Perjalanan Evan tidak berjalan mulus. Lahir dan besar di kota pesisir Gresik, masa sekolahnya jauh dari kata gemilang. Ia bukan murid berprestasi, bahkan kerap mendapat cap “nakal” dari lingkungan sekolah. Nilai akademiknya pun tidak cukup untuk membuatnya percaya diri menghadapi masa depan.
“Aku dulu bukan siswa yang berprestasi di sekolah. Aku malah sering dicap sebagai anak nakal. Aku juga tidak terlalu cocok sama sistem sekolah,” ujar Evan dalam wawancara bersama Kompas Rabu (15/10/2025).
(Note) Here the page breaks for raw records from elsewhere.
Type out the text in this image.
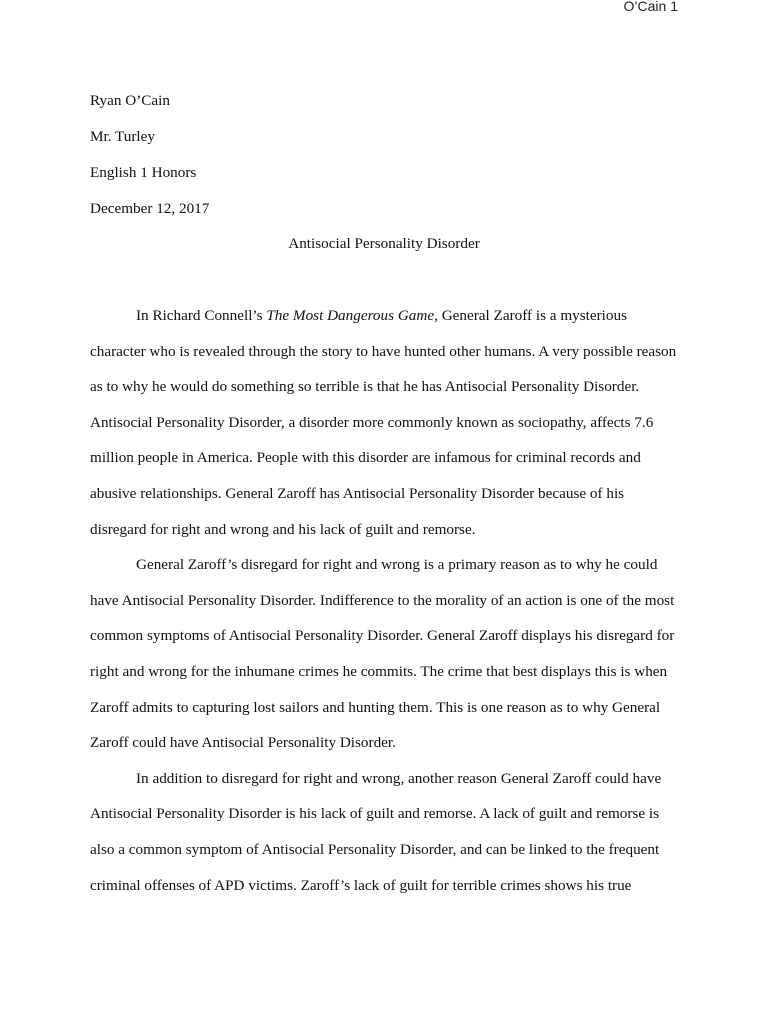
O’Cain 1
Ryan O’Cain
Mr. Turley
English 1 Honors
December 12, 2017
Antisocial Personality Disorder
In Richard Connell’s The Most Dangerous Game, General Zaroff is a mysterious
character who is revealed through the story to have hunted other humans. A very possible reason
as to why he would do something so terrible is that he has Antisocial Personality Disorder.
Antisocial Personality Disorder, a disorder more commonly known as sociopathy, affects 7.6
million people in America. People with this disorder are infamous for criminal records and
abusive relationships. General Zaroff has Antisocial Personality Disorder because of his
disregard for right and wrong and his lack of guilt and remorse.
General Zaroff’s disregard for right and wrong is a primary reason as to why he could
have Antisocial Personality Disorder. Indifference to the morality of an action is one of the most
common symptoms of Antisocial Personality Disorder. General Zaroff displays his disregard for
right and wrong for the inhumane crimes he commits. The crime that best displays this is when
Zaroff admits to capturing lost sailors and hunting them. This is one reason as to why General
Zaroff could have Antisocial Personality Disorder.
In addition to disregard for right and wrong, another reason General Zaroff could have
Antisocial Personality Disorder is his lack of guilt and remorse. A lack of guilt and remorse is
also a common symptom of Antisocial Personality Disorder, and can be linked to the frequent
criminal offenses of APD victims. Zaroff’s lack of guilt for terrible crimes shows his true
Label tersebut sempat membuatnya pesimis. Terlebih, nilai rapornya yang rendah membuat Evan khawatir tidak bisa menembus universitas negeri favorit. Namun justru dari titik itulah perjalanan besar dimulai.
BACA JUGA: Wabup Gresik Tuntaskan Kunker 3 Hari di Bawean, Fokus Penguatan Layanan Publik dan Sinergi Desa
Dengan usaha keras, keberanian merantau, dan nilai-nilai keluarga yang terus menguatkan, Evan menembus batas-batas geografis maupun mental. Dari ruang kelas kecil di Gresik, ia melangkah hingga ke ruang rapat perusahaan global di Jerman, tempat Tesla menjalankan sebagian operasi pentingnya. Dunia ekspor dan industri teknologi membuka jalan baginya untuk berkembang dan menunjukkan kualitas yang selama ini terpendam.
Kisah Evan Haydar menjadi bukti bahwa kesuksesan bukan hanya milik mereka yang sejak awal unggul di atas kertas. Bahwa kegagalan bukan akhir, melainkan batu loncatan untuk menemukan jati diri dan panggung yang lebih besar. Dan dari Gresik, Evan membuktikan bahwa mimpi bisa dibawa sejauh keberanian pemiliknya melangkah.